Ciel de traîne
Le vent pousse des rideaux de pluie qui se déplacent comme autant de minuscules moineaux serrés et synchronisés. Elle regarde fascinée ces mouvements du ciel qui se jouent devant elle postée sur le balcon, un châle recouvrant ses épaules. Ses pieds dans des chaussettes de coton glissés dans de vieilles sandales caressent tour à tour le gazon synthétique venu égayer la dalle de béton. Elle rêvasse, les yeux perdus vers l’horizon, absente à son mouvement.
À cette lumière d’automne surgie en plein printemps, elle préfère celle des jours précédents. Bleu ciel, soleil doux de mi-saison, chants d’oiseaux et lunettes de soleil polarisées qui lui donnent à voir une vie parfaitement contrastée. Elle adule cette saison entre deux plus dures, l’hiver et l’été. S’il fait rarement froid longuement dans la région — froid, pour elle, c’est à partir de cinq degrés sous zéro et en deçà —, les étés en revanche deviennent vite brûlants, tout particulièrement en ville où les murs arrivent à peine à fraichir au cours de nuits toujours plus harassantes. L’été et son ciel bleu dur. Sa lumière difficile à affronter sans la parade de verres solaires pour qui a les yeux clairs.

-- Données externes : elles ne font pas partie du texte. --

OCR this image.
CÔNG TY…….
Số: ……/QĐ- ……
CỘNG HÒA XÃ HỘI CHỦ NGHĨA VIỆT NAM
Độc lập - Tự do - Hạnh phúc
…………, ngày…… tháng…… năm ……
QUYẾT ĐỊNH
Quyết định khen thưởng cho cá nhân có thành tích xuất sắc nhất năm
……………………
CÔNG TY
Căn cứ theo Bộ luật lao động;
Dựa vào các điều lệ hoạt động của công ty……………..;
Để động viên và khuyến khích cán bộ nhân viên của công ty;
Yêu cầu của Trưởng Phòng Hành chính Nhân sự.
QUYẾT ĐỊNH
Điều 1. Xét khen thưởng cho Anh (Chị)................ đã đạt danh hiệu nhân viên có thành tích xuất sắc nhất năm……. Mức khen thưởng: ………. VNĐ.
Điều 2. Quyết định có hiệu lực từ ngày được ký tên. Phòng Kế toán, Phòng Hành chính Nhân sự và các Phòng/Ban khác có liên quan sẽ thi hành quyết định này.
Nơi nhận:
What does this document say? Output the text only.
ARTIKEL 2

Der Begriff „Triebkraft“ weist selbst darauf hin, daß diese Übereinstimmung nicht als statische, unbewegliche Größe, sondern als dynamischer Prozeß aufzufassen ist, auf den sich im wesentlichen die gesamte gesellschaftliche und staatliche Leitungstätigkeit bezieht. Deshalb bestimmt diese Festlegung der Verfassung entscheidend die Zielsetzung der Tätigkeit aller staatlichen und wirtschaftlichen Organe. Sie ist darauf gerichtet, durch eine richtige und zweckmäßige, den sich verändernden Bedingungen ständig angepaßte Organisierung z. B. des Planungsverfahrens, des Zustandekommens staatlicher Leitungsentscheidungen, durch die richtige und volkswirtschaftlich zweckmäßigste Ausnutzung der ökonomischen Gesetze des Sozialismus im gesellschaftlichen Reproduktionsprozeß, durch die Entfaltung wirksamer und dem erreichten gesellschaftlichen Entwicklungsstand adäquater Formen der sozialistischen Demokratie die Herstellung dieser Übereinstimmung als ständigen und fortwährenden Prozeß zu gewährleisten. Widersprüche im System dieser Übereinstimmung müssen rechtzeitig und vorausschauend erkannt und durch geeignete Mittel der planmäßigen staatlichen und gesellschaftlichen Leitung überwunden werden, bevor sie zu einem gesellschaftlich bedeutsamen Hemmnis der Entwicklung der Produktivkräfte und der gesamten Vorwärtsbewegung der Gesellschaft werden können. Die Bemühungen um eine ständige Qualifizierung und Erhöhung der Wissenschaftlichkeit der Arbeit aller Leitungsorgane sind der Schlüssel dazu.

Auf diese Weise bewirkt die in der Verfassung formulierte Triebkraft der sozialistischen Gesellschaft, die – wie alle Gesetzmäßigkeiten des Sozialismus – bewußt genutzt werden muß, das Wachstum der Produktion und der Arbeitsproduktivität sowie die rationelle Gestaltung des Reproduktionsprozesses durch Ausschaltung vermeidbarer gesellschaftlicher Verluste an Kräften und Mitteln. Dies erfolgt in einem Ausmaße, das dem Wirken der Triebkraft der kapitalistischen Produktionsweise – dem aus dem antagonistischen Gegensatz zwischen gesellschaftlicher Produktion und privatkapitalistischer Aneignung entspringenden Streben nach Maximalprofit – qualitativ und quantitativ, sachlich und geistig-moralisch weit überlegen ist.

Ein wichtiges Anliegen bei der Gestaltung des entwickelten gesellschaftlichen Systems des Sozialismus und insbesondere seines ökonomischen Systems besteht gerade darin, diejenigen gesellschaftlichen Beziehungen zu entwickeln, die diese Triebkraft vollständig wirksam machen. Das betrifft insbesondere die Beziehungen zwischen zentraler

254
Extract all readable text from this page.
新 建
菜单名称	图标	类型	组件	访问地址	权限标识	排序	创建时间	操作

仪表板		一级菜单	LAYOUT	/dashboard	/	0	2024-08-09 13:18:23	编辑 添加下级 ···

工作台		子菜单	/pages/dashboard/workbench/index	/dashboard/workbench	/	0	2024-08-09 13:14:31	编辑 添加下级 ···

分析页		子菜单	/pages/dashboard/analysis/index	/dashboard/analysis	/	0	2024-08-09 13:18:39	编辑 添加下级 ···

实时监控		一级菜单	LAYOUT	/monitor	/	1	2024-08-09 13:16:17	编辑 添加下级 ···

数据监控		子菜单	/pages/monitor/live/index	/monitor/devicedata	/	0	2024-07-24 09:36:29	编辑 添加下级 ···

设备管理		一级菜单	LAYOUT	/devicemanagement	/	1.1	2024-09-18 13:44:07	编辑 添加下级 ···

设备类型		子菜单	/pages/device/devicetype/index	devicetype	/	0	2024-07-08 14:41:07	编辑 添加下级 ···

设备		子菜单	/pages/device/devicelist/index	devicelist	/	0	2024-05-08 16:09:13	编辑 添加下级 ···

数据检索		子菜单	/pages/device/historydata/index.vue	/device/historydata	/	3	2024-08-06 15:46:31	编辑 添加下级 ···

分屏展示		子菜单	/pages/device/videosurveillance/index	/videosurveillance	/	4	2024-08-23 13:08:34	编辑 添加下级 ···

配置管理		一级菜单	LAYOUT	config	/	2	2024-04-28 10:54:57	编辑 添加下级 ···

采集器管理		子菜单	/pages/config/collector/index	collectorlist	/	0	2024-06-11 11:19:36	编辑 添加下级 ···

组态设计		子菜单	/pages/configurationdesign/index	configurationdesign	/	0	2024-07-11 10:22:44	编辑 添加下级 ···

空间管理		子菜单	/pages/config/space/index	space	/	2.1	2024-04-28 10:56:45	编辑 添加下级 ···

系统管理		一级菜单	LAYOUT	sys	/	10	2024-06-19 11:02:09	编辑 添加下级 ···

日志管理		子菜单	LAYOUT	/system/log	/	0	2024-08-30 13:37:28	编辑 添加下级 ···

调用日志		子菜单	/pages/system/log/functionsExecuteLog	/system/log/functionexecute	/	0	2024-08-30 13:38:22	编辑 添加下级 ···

Mais l’automne, son camaïeu de teintes chaudes. Son atmosphère qui revient à l’humidité. Sa descente, lente, vers le repos de la nature. La chute des feuilles cédant le pas à des jours courts, des nuits interminables. Des frissons et le besoin de feu dans la cheminée pour réchauffer la maison devenue glacière.
Printemps et automne, ses saisons préférées — si tant est qu’elle puisse poser les choses par favoritisme. Le printemps pour sa douceur. Ses verts tendres au bout de branches aux aiguilles plus foncées des permanents. La reverdie des caduques et cet incroyable tissage de verts tendre, amande, pomme, sinople… Le réveil, tôt le matin. Le sommeil devenu impossible du fait d’oiseaux agités, entre jeux de cours et préparatifs de nidification. Le lever du soleil, à nouveau matinal. Et son bonheur à se glisser hors de son lit pour le regarder poindre et monter dans le ciel. Ciel orangé d’une rare puissance. Nuages devenus ardents.
Perdue dans ses pensées, elle revient au réel après que son estomac gronde entre ses côtes. Elle a faim. Elle a faim mais pas envie de manger. Paradoxe d’un jour de lenteur où la rêverie est plus forte. Le plaisir de virevolter dans sa tête. De sourire à certaines évocations. D’imaginer derrière ses yeux les paysages qu’elle convoque en mémoire.
Elle a faim et ne mangera pas. Pas maintenant. Peur de perdre ce doux accompagnement de ce début de journée. Les pensées délicates et doucereuses qui dansent en elle et détendent l’accumulation de récentes retenues. Pas envie de céder de terrain à cette échappée qui fait tant de bien. Elle se lève pourtant, va chercher un plaid dans le placard du couloir et revient se poster en observatrice fascinée et distraite. La pluie lui parvient par bouquets délicats. Les particules d’eau portées par les soupirs du ciel sur son visage, sur ses mains. Elle se délecte et prolonge le rêve. Grondement de son ventre.
Manger ? Plus tard. Peut-être. Elle verra. En cet instant, cela n’a aucune espèce d’importance.